The Kohler WasteLAB is part of Kohler’s in-house start-up Innovation for Good, an “incubator designed to explore products and solutions for pressing global, social and environmental issues.” By producing tiles made from pottery off-cuts otherwise intended for the dump, wastewater sludge and other waste and by-products, the lab has diverted more than 73,426 pounds of waste from landfills. Transcendence by Nada Debs is the third such tile collection and is made from nearly 100 per cent recycled waste materials, namely pottery scraps.
Merging a sustainable medium with Debs’s multi-disciplinary art, the Transcendence collection is thoughtful, ecologically sound and boasts an understated elegance with a calm and soothing nature-based colour palette.
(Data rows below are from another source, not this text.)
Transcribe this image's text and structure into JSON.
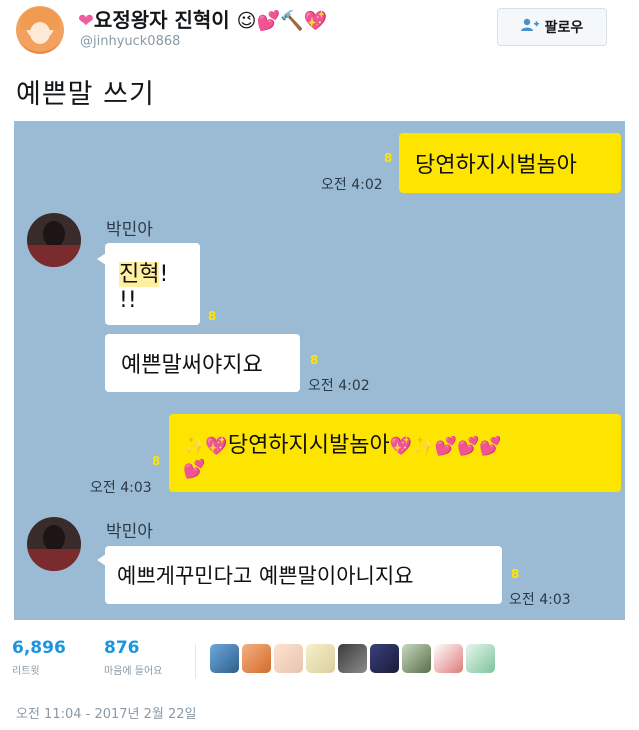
{
  "header": {
    "display_name": "요정왕자 진혁이",
    "emoji_lead": "❤",
    "emoji_tail": "😉💕🔨💖",
    "handle": "@jinhyuck0868",
    "follow_label": "팔로우",
    "follow_icon": "person-plus-icon"
  },
  "tweet": {
    "text": "예쁜말 쓰기"
  },
  "chat": {
    "messages": [
      {
        "side": "me",
        "text": "당연하지시벌놈아",
        "read": "8",
        "time": "오전 4:02"
      },
      {
        "side": "other",
        "sender": "박민아",
        "text_hl": "진혁",
        "text_rest": "!",
        "text_line2": "!!",
        "read": "8"
      },
      {
        "side": "other",
        "text": "예쁜말써야지요",
        "read": "8",
        "time": "오전 4:02"
      },
      {
        "side": "me",
        "deco_lead": "✨💖",
        "text": "당연하지시발놈아",
        "deco_tail": "💖✨💕💕💕",
        "deco_line2": "💕",
        "read": "8",
        "time": "오전 4:03"
      },
      {
        "side": "other",
        "sender": "박민아",
        "text": "예쁘게꾸민다고 예쁜말이아니지요",
        "read": "8",
        "time": "오전 4:03"
      }
    ],
    "colors": {
      "background": "#9bbbd4",
      "my_bubble": "#fee500",
      "their_bubble": "#ffffff"
    }
  },
  "stats": {
    "retweets": {
      "count": "6,896",
      "label": "리트윗"
    },
    "likes": {
      "count": "876",
      "label": "마음에 들어요"
    }
  },
  "timestamp": "오전 11:04 - 2017년 2월 22일"
}
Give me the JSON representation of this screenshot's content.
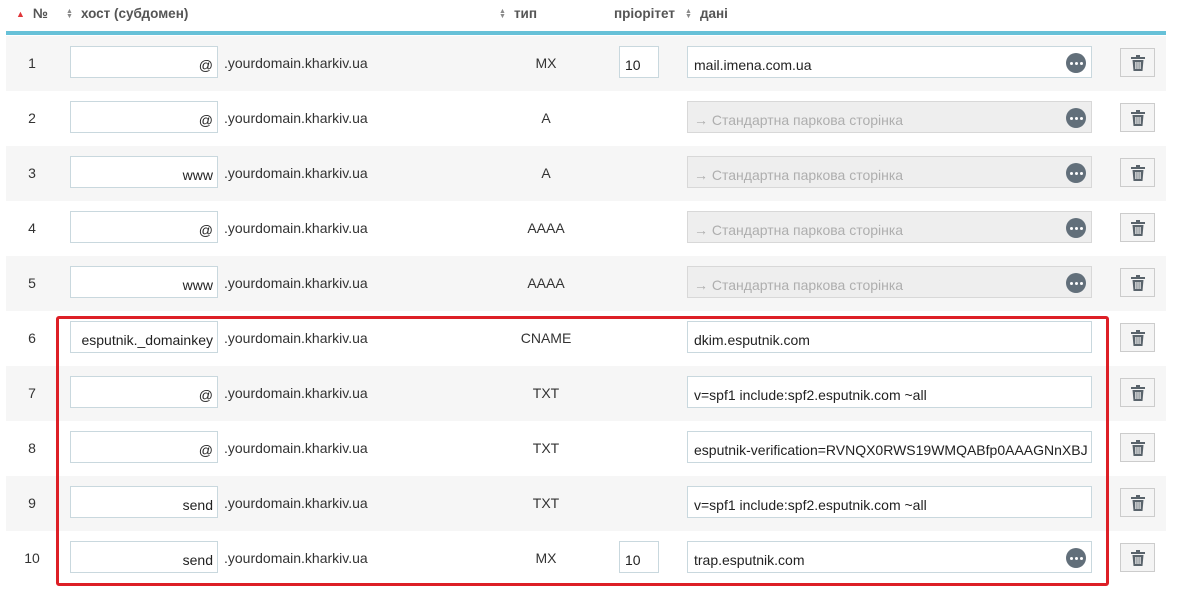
{
  "header": {
    "num_label": "№",
    "host_label": "хост (субдомен)",
    "type_label": "тип",
    "priority_label": "пріорітет",
    "data_label": "дані"
  },
  "colors": {
    "accent_line": "#67c1d8",
    "sort_active": "#e0363a",
    "highlight_border": "#dd1f26",
    "more_button": "#626f7a"
  },
  "rows": [
    {
      "num": "1",
      "host": "@",
      "domain": ".yourdomain.kharkiv.ua",
      "type": "MX",
      "priority": "10",
      "data": "mail.imena.com.ua",
      "data_disabled": false,
      "has_more": true
    },
    {
      "num": "2",
      "host": "@",
      "domain": ".yourdomain.kharkiv.ua",
      "type": "A",
      "priority": "",
      "data": "→ Стандартна паркова сторінка",
      "data_disabled": true,
      "has_more": true
    },
    {
      "num": "3",
      "host": "www",
      "domain": ".yourdomain.kharkiv.ua",
      "type": "A",
      "priority": "",
      "data": "→ Стандартна паркова сторінка",
      "data_disabled": true,
      "has_more": true
    },
    {
      "num": "4",
      "host": "@",
      "domain": ".yourdomain.kharkiv.ua",
      "type": "AAAA",
      "priority": "",
      "data": "→ Стандартна паркова сторінка",
      "data_disabled": true,
      "has_more": true
    },
    {
      "num": "5",
      "host": "www",
      "domain": ".yourdomain.kharkiv.ua",
      "type": "AAAA",
      "priority": "",
      "data": "→ Стандартна паркова сторінка",
      "data_disabled": true,
      "has_more": true
    },
    {
      "num": "6",
      "host": "esputnik._domainkey",
      "domain": ".yourdomain.kharkiv.ua",
      "type": "CNAME",
      "priority": "",
      "data": "dkim.esputnik.com",
      "data_disabled": false,
      "has_more": false
    },
    {
      "num": "7",
      "host": "@",
      "domain": ".yourdomain.kharkiv.ua",
      "type": "TXT",
      "priority": "",
      "data": "v=spf1 include:spf2.esputnik.com ~all",
      "data_disabled": false,
      "has_more": false
    },
    {
      "num": "8",
      "host": "@",
      "domain": ".yourdomain.kharkiv.ua",
      "type": "TXT",
      "priority": "",
      "data": "esputnik-verification=RVNQX0RWS19WMQABfp0AAAGNnXBJ",
      "data_disabled": false,
      "has_more": false
    },
    {
      "num": "9",
      "host": "send",
      "domain": ".yourdomain.kharkiv.ua",
      "type": "TXT",
      "priority": "",
      "data": "v=spf1 include:spf2.esputnik.com ~all",
      "data_disabled": false,
      "has_more": false
    },
    {
      "num": "10",
      "host": "send",
      "domain": ".yourdomain.kharkiv.ua",
      "type": "MX",
      "priority": "10",
      "data": "trap.esputnik.com",
      "data_disabled": false,
      "has_more": true
    }
  ]
}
Inspired by Debs’s previous work designing traditional Middle Eastern hammams, the pattern of the tiles in the Transcendence collection are defined by sweeping archways and the timeless power of repetition, and are intended to express the restorative effects of bathing and cleansing.
In describing the architectural influence behind her Transcendence collection for Kohler WasteLAB, Debs notes that “arches reflect the architecture of the past, it is one of our most ancient design elements and by its very shape, creates a calming, almost spiritual effect within a room.”
Each of the tiles are hand-crafted and have a near-imperceptible stepped face that pool the proprietary thin glaze in low areas, which results in darker pigmentations once the clay has been fired in the kiln. Two watery colourways were selected by Debs – Turquoise and Lake – that take on a delicate crackle after baking.
Ideal for wall installations in bathrooms and spas as well as for backsplashes and fireplace surrounds, the Transcendence collection by Kohler WasteLAB and Nada Debs comes in two formats – a 15.2-by-15.2-centimetre square with three patterns (Single Arch, Double Arch and Double Vertical) and a 7.6-by-40.4-centimetre rectangle in four patterns (right- and left-facing Single Arch and right- and left-facing Double Arch). The two blues and all patterns can be used uniformly or mixed and matched for hue and pattern to create vivid applications.